Die Bilder von Gerhard Prokop sind Momentaufnahmen. Sie zeigen im Meer der Zeit genau eine bestimmte Situation, die bald darauf von uns schon als historisch begriffen wird. Auf einem Bild aus dem Jahre 2006 entdecken wir in der Skyline von Rosenheim den eingerüsteten Turm von St. Nikolaus. 2008 sehen wir in einer Luftbildansicht den Innspitz und den Mühlbachbogen mit den ersten Erdarbeiten für die Landesgartenschau. Im Jahr darauf dokumentieren Darstellungen der Prager Karlsbrücke und des Parlamentsgebäude in Wien mit einem irrwitzigen, aufgesetzten Häuschen Stadien ihrer Renovierung.

So sorgfältig wie Gerhard Prokop die Motive gestaltet, so sorgfältig wählt er sie auch aus. Bevor er das Filmplakat, das er 1979 in den Straßen von Kairo fotografiert hatte, malte, ließ er sich von einem in Rosenheim lebenden Ägypter die Aufschrift übersetzen. Sie war harmlos und nannte nur die Darsteller einer Filmkomödie, die im Kairoer Stadtteil „Dattelhändler“ spielt.

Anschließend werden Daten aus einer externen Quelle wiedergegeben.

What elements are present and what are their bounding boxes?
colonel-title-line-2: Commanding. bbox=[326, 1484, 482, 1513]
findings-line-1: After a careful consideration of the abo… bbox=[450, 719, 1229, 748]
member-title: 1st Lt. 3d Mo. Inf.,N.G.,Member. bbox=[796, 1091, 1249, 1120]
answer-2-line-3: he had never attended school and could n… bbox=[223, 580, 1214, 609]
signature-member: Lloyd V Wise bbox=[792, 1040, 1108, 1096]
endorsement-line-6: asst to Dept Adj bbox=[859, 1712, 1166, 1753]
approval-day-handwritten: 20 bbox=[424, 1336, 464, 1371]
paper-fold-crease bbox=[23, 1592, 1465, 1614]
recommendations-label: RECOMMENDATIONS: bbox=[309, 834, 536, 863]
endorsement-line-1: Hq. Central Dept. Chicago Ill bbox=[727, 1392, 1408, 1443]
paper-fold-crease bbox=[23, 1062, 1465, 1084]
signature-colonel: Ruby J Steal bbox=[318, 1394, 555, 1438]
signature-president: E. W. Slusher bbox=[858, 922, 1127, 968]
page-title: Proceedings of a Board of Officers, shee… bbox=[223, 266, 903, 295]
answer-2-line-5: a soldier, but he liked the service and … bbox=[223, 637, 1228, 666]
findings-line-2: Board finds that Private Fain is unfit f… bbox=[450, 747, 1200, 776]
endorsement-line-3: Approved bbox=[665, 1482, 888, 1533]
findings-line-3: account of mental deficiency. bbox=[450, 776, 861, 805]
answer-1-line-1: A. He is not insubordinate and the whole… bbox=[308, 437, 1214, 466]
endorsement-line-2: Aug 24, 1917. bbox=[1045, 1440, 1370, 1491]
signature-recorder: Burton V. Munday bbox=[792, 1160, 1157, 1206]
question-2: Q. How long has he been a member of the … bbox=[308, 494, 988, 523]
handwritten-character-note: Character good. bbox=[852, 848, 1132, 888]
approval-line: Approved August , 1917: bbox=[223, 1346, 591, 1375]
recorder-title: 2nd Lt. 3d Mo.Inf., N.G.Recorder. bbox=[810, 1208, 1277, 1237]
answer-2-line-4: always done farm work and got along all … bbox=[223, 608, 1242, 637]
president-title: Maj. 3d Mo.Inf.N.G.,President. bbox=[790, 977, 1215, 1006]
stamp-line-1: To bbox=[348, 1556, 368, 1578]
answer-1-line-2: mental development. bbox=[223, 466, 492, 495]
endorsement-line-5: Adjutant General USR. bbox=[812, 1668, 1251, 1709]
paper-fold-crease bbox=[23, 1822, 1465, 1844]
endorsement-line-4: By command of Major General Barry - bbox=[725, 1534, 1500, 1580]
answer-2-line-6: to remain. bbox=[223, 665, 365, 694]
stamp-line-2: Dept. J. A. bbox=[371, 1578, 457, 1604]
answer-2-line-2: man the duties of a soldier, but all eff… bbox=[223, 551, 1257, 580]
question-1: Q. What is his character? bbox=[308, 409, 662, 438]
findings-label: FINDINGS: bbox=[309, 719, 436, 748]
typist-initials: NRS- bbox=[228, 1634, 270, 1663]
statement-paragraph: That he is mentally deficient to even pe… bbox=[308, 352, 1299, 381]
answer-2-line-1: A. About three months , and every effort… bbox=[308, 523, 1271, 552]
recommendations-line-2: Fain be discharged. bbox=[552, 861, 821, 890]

Gerhard Prokop lacht verschmitzt, wenn er von einem Coup erzählt, der ihm im Internet gelungen ist. Auf google earth platzierte er über fünfzig seiner Ansichten von Städten und Orten als Fotografien seiner Gemälde. Eigentlich darf man hier nur eigene Fotos einstellen. Aber ist ein Foto von einem Bild, das nach einem Foto entstand nicht auch irgendwie ein Foto? Bis jetzt ist es den Betreibern nicht aufgefallen. Prokops Blick von der Spitze der Cheops-Pyramide in Gizeh, gemalt nach einem Foto aus dem Jahre 1979 als man mit einer kleinen Schmiergeldzahlung noch hinaufklettern konnte, wurde in dem halben Jahr zwischen Juli 2010 und Januar 2011 rekordverdächtig über 20.000 mal angeklickt.

Freuen wir uns, dass der Kunstverein Bad Aibling mit dieser Ausstellung einen Künstler ehrt, der mit seinem vielfältigen Werk seit fast vierzig Jahren in der hiesigen Kunstszene präsent ist.